I love baseball. I loved playing it as a kid and watching my own kids play it today. I love the escape of a ballpark.

To me, baseball is America.

I love the game.

I hate what the players are thinking of doing to it.

They’re talking strike again.

It would be the ninth “work” stoppage since 1972. In that sense, a strike wouldn’t be shocking. But it should be. Million-dollar ballplayers striking for more money has to rank among the greedier tantrums of our time.

There may well have been an era when players had reason to consider a job action, like in 1961, when superstar Roger Maris earned only $42,500 during the same season he broke Babe Ruth’s record. But he didn’t whine about it. It was more about the game then than the money.

Actually, I was wrong a moment ago when I used the phrase “million-dollar ballplayers.” That was an underestimate. The average salary this year is $2.4 million. Then there are the superstars. Over 10 years, Alex Rodriguez of the Texas Rangers will get a quarter-billion dollars that’s the annual budget of a medium-size city.

This leads to great inequality between teams. Boston’s top three players Manny Ramirez ($15.4 million), Pedro Martinez ($14 million) and Nomar Garciaparra ($9 million) make more combined this year than the entire rosters of the Tampa Bay Devil Rays, the Oakland Athletics and the Montreal Expos.

The whole idea of a union seems odd for people making multimillion dollar paychecks. It’s one thing for union leaders to demand more money for underpaid janitors, quite another when someone like Tony Clark of the Boston Red Sox joins the players’ negotiating committee. I guess he’s upset that he only makes $5 million a year.

Then there’s Doug Glanville of the Philadelphia Phillies, who warned that baseball owners should prepare for the worst. Doug makes $4 million. You can see why he’s resentful.

Cleveland pitcher Paul Shuey was also beating the war drums on behalf of downtrodden players, and why wouldn’t he, with a measly pay of $3.2 million.

Meanwhile, Minnesota’s Denny Hocking said the owners had better meet players’ demands. Denny makes a paltry $1.1 million.

Frankly, Denny should be glad to have a job since there was talk last year of decommissioning his team. The reason is that baseball is losing money, and some think it’s time to shut down less successful franchises. But like most players, Denny Hocking cares only about getting his, not whether fat salaries are dragging down the system.

If players read newspapers, they’d see a now familiar statistic: Last year, says the commissioner, baseball’s 30 teams had a collective deficit of $232 million. Some say it’s less. But the overall balance sheet is clearly being stretched, in large part by bloated salaries.

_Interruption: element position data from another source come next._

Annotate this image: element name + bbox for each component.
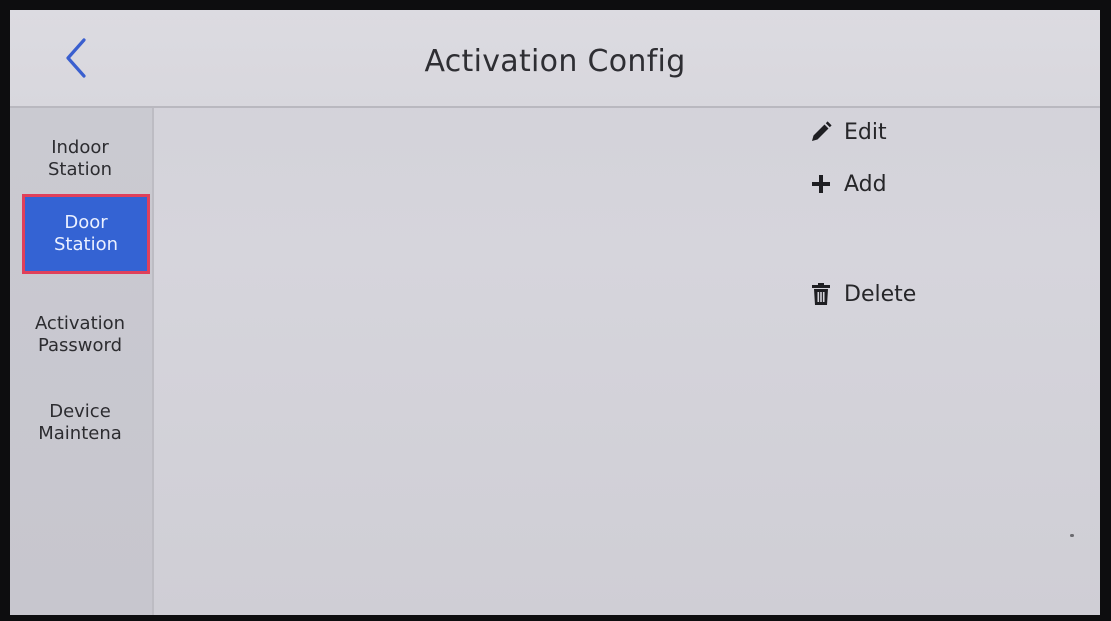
sidebar-item-indoor-station[interactable]: Indoor Station: [14, 122, 146, 196]
edit-button[interactable]: Edit: [808, 116, 887, 148]
plus-icon: [808, 171, 834, 197]
trash-icon: [808, 281, 834, 307]
page-title: Activation Config: [424, 44, 686, 79]
add-button[interactable]: Add: [808, 168, 887, 200]
device-screen: Activation Config Indoor Station Door St…: [10, 10, 1100, 615]
pencil-icon: [808, 119, 834, 145]
header-bar: Activation Config: [10, 10, 1100, 108]
sidebar-item-door-station[interactable]: Door Station: [22, 194, 150, 274]
sidebar-item-device-maintenance[interactable]: Device Maintena: [14, 386, 146, 460]
sidebar-item-activation-password[interactable]: Activation Password: [14, 298, 146, 372]
add-label: Add: [844, 171, 887, 197]
sidebar: Indoor Station Door Station Activation P…: [10, 108, 154, 615]
screen-speck: [1070, 534, 1074, 537]
delete-label: Delete: [844, 281, 917, 307]
delete-button[interactable]: Delete: [808, 278, 916, 310]
edit-label: Edit: [844, 119, 887, 145]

Players will tell you a strike is about many complicated issues. Instead of demanding more money, they say they want to keep “the status quo.” But that phrase “status quo” translates to such things as no salary cap. Trust me, money is one of the issues.

Perhaps players haven’t glanced at the bleachers the last few years, but if they did, they’d notice a lot of empty seats. Average attendance at games has dropped from 35,000 in 1994 to 28,000 today. If that rate continues, baseball will be unsustainable in 20 years.

But players don’t think that’s their problem. In a way, it’s typical. Unions tend to assume there’s always enough money out there. It has led some to squeeze the companies they depend on right out of business. I worry that baseball players are on the same track.

A few nights ago, I was watching the annual Home Run Derby. It showcases the best of players in more ways than one. The game’s big guns, most on opposing teams, sit side by side on the grass, cheering each other on. They seem to be good guys who love their sport. It gets you thinking.

Wouldn’t it be nice if one had the guts to stand up to strike talk, say that it’s bad for baseball, and an absurd stand for multimillionaires? But none has.

I’m the first to admit the owners aren’t innocent either. Far from it. They’ve been paying these salaries, and trying to line their own pockets. But in my eyes, the act of $5 million players going on strike remains the ultimate tantrum.

I said at the beginning of this column that to me, baseball is America.

And now I’m thinking of Enron. And WorldCom. And the way super-rich leaders have been grabbing unethically for still more money.

I didn’t mean it that way, but I suppose I’m right; baseball is like America, after all.